There is still a limit. In price-sensitive markets, buyers can delay upgrades, buy used phones, or choose cheaper models. That limits how aggressively brands can raise prices. It also means the damage may show up as weaker shipments and longer replacement cycles instead of a clean, visible price increase.
The iPhone 18 Pro could be the clearest test
Apple has not confirmed which products will get more expensive. The next major iPhone launch is expected in September, which makes the iPhone 18 lineup the most visible place to watch.
A separate WSJ analysis using TechInsights estimates suggested the iPhone 18 Pro could cost Apple substantially more to build because of higher DRAM and NAND prices. That does not guarantee a specific retail price. It does show why Apple may be preparing buyers for higher prices before the next launch cycle.
Macs and iPads could also be affected because they use the same broad categories of memory and storage. Apple has already adjusted parts of its Mac lineup, but an iPhone price increase would make the memory crunch far more visible to mainstream buyers.
What this means for your next phone
Watch the specs, not just the sticker price.
For flagship buyers, the risk is straightforward: higher launch prices, fewer aggressive preorder deals, or more expensive storage upgrades.
For midrange buyers, the trade-offs may be subtler.
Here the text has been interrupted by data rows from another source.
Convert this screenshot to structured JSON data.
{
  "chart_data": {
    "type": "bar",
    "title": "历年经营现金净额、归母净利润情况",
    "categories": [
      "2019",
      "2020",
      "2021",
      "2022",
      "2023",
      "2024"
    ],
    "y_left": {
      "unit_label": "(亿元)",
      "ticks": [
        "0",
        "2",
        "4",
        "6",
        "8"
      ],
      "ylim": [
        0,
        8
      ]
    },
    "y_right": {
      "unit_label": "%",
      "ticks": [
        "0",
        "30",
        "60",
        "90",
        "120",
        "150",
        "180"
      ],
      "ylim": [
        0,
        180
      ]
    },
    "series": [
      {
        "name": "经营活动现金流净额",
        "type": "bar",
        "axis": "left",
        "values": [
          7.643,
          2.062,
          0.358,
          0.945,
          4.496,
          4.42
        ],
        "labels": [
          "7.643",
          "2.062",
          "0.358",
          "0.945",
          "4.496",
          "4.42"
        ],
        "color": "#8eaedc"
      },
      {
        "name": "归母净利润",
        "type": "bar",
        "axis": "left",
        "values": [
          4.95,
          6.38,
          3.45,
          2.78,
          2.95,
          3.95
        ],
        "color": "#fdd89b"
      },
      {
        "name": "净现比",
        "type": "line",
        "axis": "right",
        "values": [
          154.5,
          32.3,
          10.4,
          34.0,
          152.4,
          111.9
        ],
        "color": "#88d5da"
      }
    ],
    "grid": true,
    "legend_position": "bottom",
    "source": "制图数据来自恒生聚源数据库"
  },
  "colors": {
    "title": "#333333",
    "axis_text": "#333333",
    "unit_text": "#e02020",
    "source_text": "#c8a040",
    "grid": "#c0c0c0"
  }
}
A phone might keep a familiar price while trimming RAM, lowering storage, skipping a higher storage tier, or reserving better specs for a more expensive model.
For budget Android buyers, the risk is sharper: fewer good sub-$200 options, fewer deep discounts, and more compromises in everyday performance.
Market researchers expect the squeeze to last beyond one launch cycle. A Tom's Hardware report on IDC's updated outlook said memory pressure could push phone makers toward higher prices, reduced specs, or both, especially in the midrange.
That makes RAM and storage the specs to scrutinize in 2026. The best-value phone may not be the one with the lowest price. It may be the one that still gives you enough memory and storage to last several years without forcing an upgrade sooner than planned.